Never say never, but none of those things are on the horizon any more. I am not in a relationship and am no longer physically capable of working with animals, nor is it wise for me to be so far removed from the services and conveniences that a certain population density entails. I used to idealize what it would be like to be truly self-sufficient, not needing other people for much of anything other than company, and now that goal is truly out of my reach.
Do other people feel their fences as keenly as I do right now? Are they aware of the narrowness of their own trajectories, of the lack of choices that inevitably result? Or do they simply follow the path in front of them because all of their friends are there, never bothering to look side to side to see if there are other roads, or to wonder where they lead? If only. I can’t remember the last time I was on the same road as a bunch of other people; I certainly am not now. I’m in the uniquely lonely position of needing an entire passel of other humans just to help me function while having little in common with any of them.
Every day I’m faced with some opportunity or another to discover that I’m alone on this path; that in fact, there is no path, and I’m hacking my way through unexplored brush in hopes of cutting through to the only goals that remain possible; finish school, cobble together a writing career, try not to let my injury ruin control the entire rest of my life.
It’s a journey that doesn’t come with guides and maps, or people a generation above mine to help point out hazards and pitfalls, or pull me back upright when I stumble, or nudge me back to the road when I’ve wandered off and lost my way. Being taken so low by my condition this past couple of weeks, I am newly troubled by the sense that I don’t know where I’m going, nor if I have any business trying to get there.
There isn’t a whole pack of animals out here doing the same thing; I’m all alone. So I have no idea what a creature like me should do to try to function in modern society. This pushing, this trying to find a living situation to accommodate my disability, to manage my class schedule so I can still go to school, to keep grasping for a career of some sort… I don’t know if this is what I’m supposed to be doing or not. I’m all too wary of having the carpet yanked out from under me again, as it has been so many times over this last year. I wish I knew if I was supposed to be expending all of this effort or if I’m just wasting my energy, deluding myself into thinking that there will ever be a point where I’ll be able to assert a routine out of all of this.
Because I don’t know or see anyone else that has done it as I am doing it. Is that just because it’s rare, or is it because it’s impossible? Is there any way to tell the difference? How many more failures do I need to accumulate? How do I know when I’ve tried hard enough?
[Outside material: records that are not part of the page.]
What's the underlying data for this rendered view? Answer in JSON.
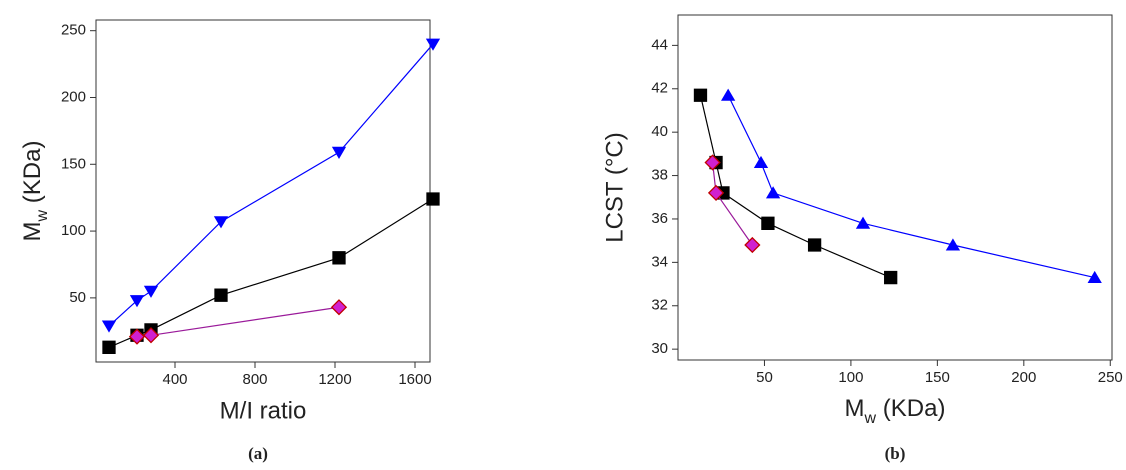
{
  "chart_data": [
    {
      "type": "line",
      "caption": "(a)",
      "xlabel": "M/I ratio",
      "ylabel": {
        "main": "M",
        "sub": "w",
        "rest": " (KDa)"
      },
      "xlim": [
        5,
        1675
      ],
      "xticks": [
        400,
        800,
        1200,
        1600
      ],
      "ylim": [
        2,
        258
      ],
      "yticks": [
        50,
        100,
        150,
        200,
        250
      ],
      "series": [
        {
          "color": "#0000ff",
          "fill": "#0000ff",
          "edgecolor": "#0000ff",
          "marker": "triangle-down",
          "x": [
            70,
            210,
            280,
            630,
            1220,
            1690
          ],
          "values": [
            29,
            48,
            55,
            107,
            159,
            240
          ]
        },
        {
          "color": "#000000",
          "fill": "#000000",
          "edgecolor": "#000000",
          "marker": "square",
          "x": [
            70,
            210,
            280,
            630,
            1220,
            1690
          ],
          "values": [
            13,
            22,
            26,
            52,
            80,
            124
          ]
        },
        {
          "color": "#9a1a9a",
          "fill": "#d020d0",
          "edgecolor": "#c00000",
          "marker": "diamond",
          "x": [
            210,
            280,
            1220
          ],
          "values": [
            21,
            22,
            43
          ]
        }
      ]
    },
    {
      "type": "line",
      "caption": "(b)",
      "xlabel": {
        "main": "M",
        "sub": "w",
        "rest": " (KDa)"
      },
      "ylabel": "LCST (°C)",
      "xlim": [
        0,
        251
      ],
      "xticks": [
        50,
        100,
        150,
        200,
        250
      ],
      "ylim": [
        29.5,
        45.4
      ],
      "yticks": [
        30,
        32,
        34,
        36,
        38,
        40,
        42,
        44
      ],
      "series": [
        {
          "color": "#0000ff",
          "fill": "#0000ff",
          "edgecolor": "#0000ff",
          "marker": "triangle-up",
          "x": [
            29,
            48,
            55,
            107,
            159,
            241
          ],
          "values": [
            41.7,
            38.6,
            37.2,
            35.8,
            34.8,
            33.3
          ]
        },
        {
          "color": "#000000",
          "fill": "#000000",
          "edgecolor": "#000000",
          "marker": "square",
          "x": [
            13,
            22,
            26,
            52,
            79,
            123
          ],
          "values": [
            41.7,
            38.6,
            37.2,
            35.8,
            34.8,
            33.3
          ]
        },
        {
          "color": "#9a1a9a",
          "fill": "#d020d0",
          "edgecolor": "#c00000",
          "marker": "diamond",
          "x": [
            20,
            22,
            43
          ],
          "values": [
            38.6,
            37.2,
            34.8
          ]
        }
      ]
    }
  ]
}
I’m not certain of anything any more.
Actually, that’s not true. I’m certain of a whole bunch of things I can’t do and shouldn’t try. What I don’t know is what I can do, or should do, or how much more to try. And I suppose there’s only one way to find out; the hard way. As usual.
Well, at least I can be certain of that.
You know I don’t think you are the only human in your situation. I do think that the majority are stuck in their homes or living with parents, siblings, friends, hating the cage of pain that robs them of even a modicum of independence. I think most are scared to even try doing anything like what you are doing. I also think that there are some who do keep trying and failing and failing and failing and then succeeding only to start the process all over again as have you. We don’t see many of them because they are spread all over and are likely going after completely different career paths or working from their homes. Hmmm … how to connect all of you so that you all know that you are not alone and so that you can discuss what works and what doesn’t?